Department of Thyroid Surgery, First People's Hospital of Zunyi/Third Affiliated Hospital of Zunyi Medical University, Zunyi.
Department of General Surgery, First Affiliated Hospital of Jinan University, Guangzhou, China.
Surg Laparosc Endosc Percutan Tech. 2023 Dec 1;33(6):587-591. doi: 10.1097/SLE.0000000000001238.
The aim of this study was to evaluate the influence of transoral endoscopic thyroidectomy vestibular approach (TOETVA) on voice changes and swallowing function disorders.
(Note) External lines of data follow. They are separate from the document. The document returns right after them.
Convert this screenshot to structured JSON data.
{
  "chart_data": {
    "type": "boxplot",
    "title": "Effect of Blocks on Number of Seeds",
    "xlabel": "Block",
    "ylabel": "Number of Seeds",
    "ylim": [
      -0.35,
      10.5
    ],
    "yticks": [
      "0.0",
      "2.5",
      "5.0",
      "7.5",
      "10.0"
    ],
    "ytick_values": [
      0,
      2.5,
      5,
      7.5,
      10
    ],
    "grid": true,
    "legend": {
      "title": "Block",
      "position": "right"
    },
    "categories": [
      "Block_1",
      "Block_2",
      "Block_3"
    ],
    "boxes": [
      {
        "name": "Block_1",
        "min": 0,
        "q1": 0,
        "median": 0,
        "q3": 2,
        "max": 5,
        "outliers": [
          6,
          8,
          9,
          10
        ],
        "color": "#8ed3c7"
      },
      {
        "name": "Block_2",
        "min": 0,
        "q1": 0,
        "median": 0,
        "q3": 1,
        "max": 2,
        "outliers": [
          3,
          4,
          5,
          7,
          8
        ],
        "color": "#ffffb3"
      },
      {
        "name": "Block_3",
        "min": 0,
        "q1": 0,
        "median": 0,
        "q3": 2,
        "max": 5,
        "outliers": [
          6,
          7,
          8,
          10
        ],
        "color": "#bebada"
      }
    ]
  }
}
We retrospectively reviewed 215 patients who underwent thyroid surgery with TOETVA (105 cases, endoscopic group) and open approach (110 cases, open group). Major outcomes, the changes in voice and swallowing function in the 2 groups of patients before and after surgery were analyzed by using both subjective and objective evaluation indexes. Subjective evaluation indexes included the Voice Handicap Index, voice GRBAS (Grade, Roughness, Breathiness, Asthenia, Strain) classification, and swallowing impairment score; the objective indicators included the fundamental frequency (F0), fundamental frequency perturbation (jitter), amplitude perturbation (shimmer), and maximum phonation time.
In terms of subjective evaluation indexes, there were no significant differences (all P> 0.05) between the groups regarding Voice Handicap Index (1 and 3 mo after surgery) and GRBAS (1 and 3 mo after surgery). The incidence rates of swallowing disorder in the endoscopic group were higher than that in the open group according to the outcomes of swallowing impairment score at 1 and 3 months after surgery (both P< 0.05). In addition, no significant changes in terms of jitter, shimmer, and maximum phonation time in both groups of patients at 1 and 3 months after surgery compared with their preoperative values (all P> 0.05).
Voice and swallowing disorders may occur in some patients, either TOETVA or open thyroid surgery, which in most cases will recover within 3 months after surgery. The time to swallowing function recovery is relatively prolonged in patients following TOETVA, which may be probably associated with neck adhesion and fixation after the operation.
本研究旨在评估经口内镜甲状腺 Vestibular 入路(TOETVA)对声音变化和吞咽功能障碍的影响。
我们回顾性分析了 215 例行甲状腺手术的患者,其中 105 例采用 TOETVA(内镜组),110 例采用开放式手术(开放组)。通过使用主观和客观评估指标,分析两组患者手术前后的声音和吞咽功能变化。主观评估指标包括嗓音障碍指数、嗓音 GRBAS(等级、粗糙度、呼吸声、乏力、紧张度)分级和吞咽障碍评分;客观指标包括基频(F0)、基频微扰(抖动)、振幅微扰(声颤)和最长发声时间。
在主观评估指标方面,两组患者的嗓音障碍指数(术后 1 和 3 个月)和 GRBAS(术后 1 和 3 个月)均无显著差异(均 P>0.05)。根据术后 1 和 3 个月吞咽障碍评分的结果,内镜组吞咽障碍的发生率高于开放组(均 P<0.05)。此外,两组患者术后 1 和 3 个月的抖动、声颤和最长发声时间与术前相比均无显著变化(均 P>0.05)。
经口内镜甲状腺 Vestibular 入路或开放式甲状腺手术均可导致部分患者出现声音和吞咽障碍,大多数情况下,术后 3 个月内可恢复。经口内镜甲状腺 Vestibular 入路患者吞咽功能恢复时间相对较长,这可能与术后颈部粘连和固定有关。